A-Nationalmannschaft Ribbeck hält Sperre nach "Ampelkarte" für unsinnig

In einem Interview hat DFB-Teamchef Erich Ribbeck Kritik daran geäußert, daß ein Spieler nach einer Gelb-Roten Karte für ein Spiel gesperrt ist. Der 61jährige plädiert in diesem Fall eher für eine "saftige" Geldstrafe.

DFB-Teamchef Erich Ribbeck hält die die Ein-Spiel-Sperre nach einer Gelb-Roten Karte für überflüssig: "Wem nützt es, wenn ein Spieler nach seinem Foul aussetzen muß? Der nächste Gegner profitiert am meisten davon, und der kann am wenigsten dafür", erklärte der 61jährige in einem Interview mit der Tageszeitung Die Welt.
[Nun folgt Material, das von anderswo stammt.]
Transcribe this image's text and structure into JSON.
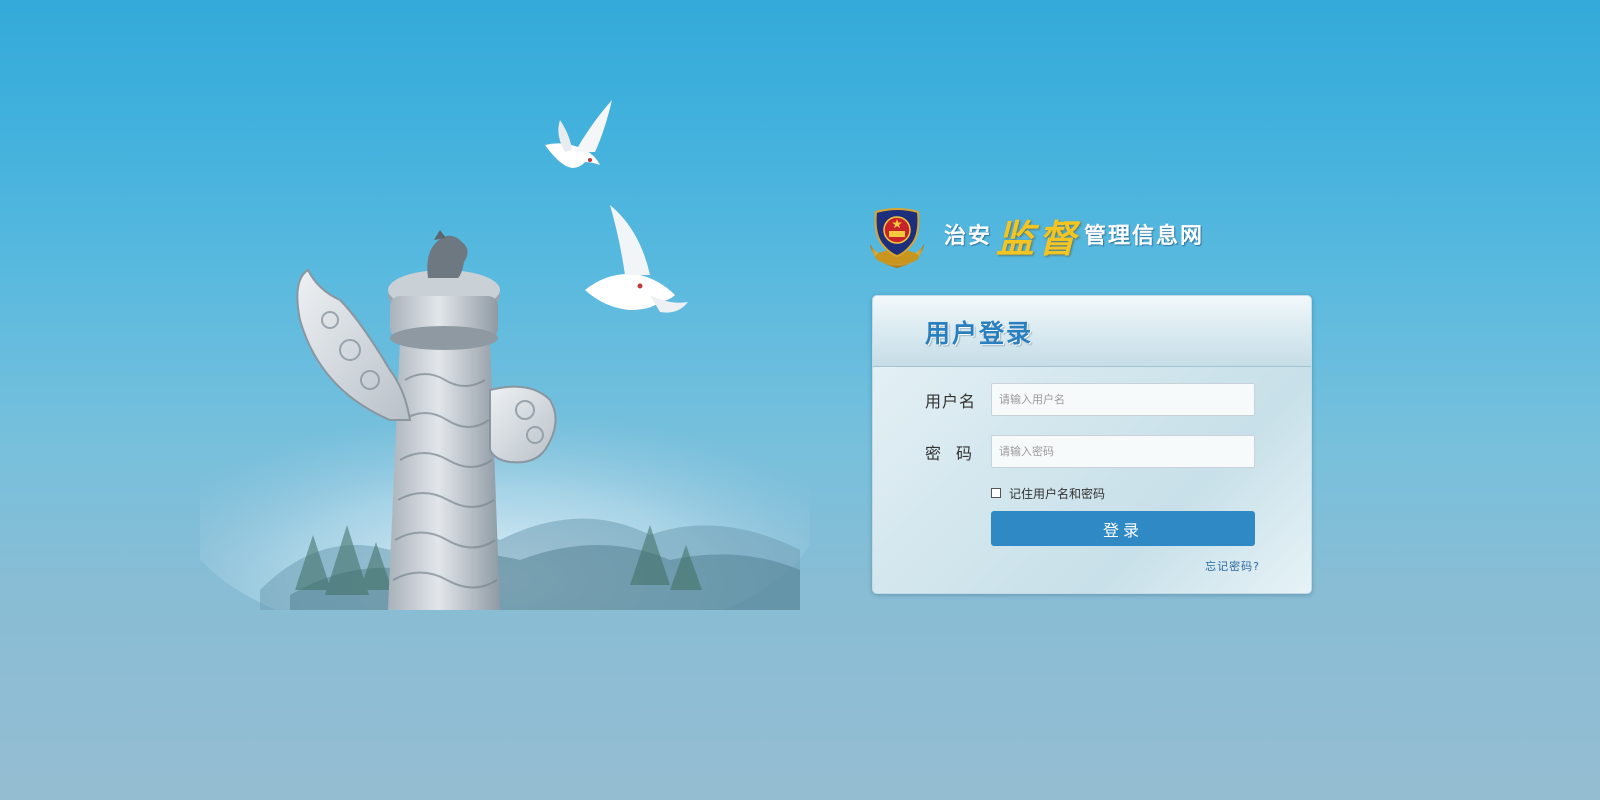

Statt dessen macht der ehemalige Bundesliga-Coach den Vorschlag, eine hohe Geldbuße für einen Kicker nach einer "Ampelkarte" zu verhängen: "Warum sollte nicht ein Spier, der die Gelb-Rote Karte sieht, 50.000 Mark bezahlen? Eine saftige Geldstrafe, die richtig weh tut. Die nicht der Verein bezahlt, sondern der Spieler ganz allein. Was glauben Sie, wie schnell das Meckern in der Bundesliga aufhört. Ich verstehe nicht, warum niemand darüber nachdenkt."

Der Coach des dreimaligen Welt- und Europameisters ist außerdem ein Befürworter von Zeitstrafen nach einem Foulspiel. Ribbeck: "Ich würde es begrüßen, wenn Fouls mit fünf oder zehn Minuten Pause bestraft werden." Allerdings sieht er auch Gefahren. "Unsere Schiedsrichter wären noch mehr gefordert, gerade in Hexenkesseln wie in Dortmund oder Kaiserslautern. Wenn 50.000 Leute pfeifen, ist es nicht einfach, solche Entscheidungen zu treffen. Ich befürchte, Spieler von Gastmannschaften würden häufiger hinausgestellt als die der Heimmannschaft."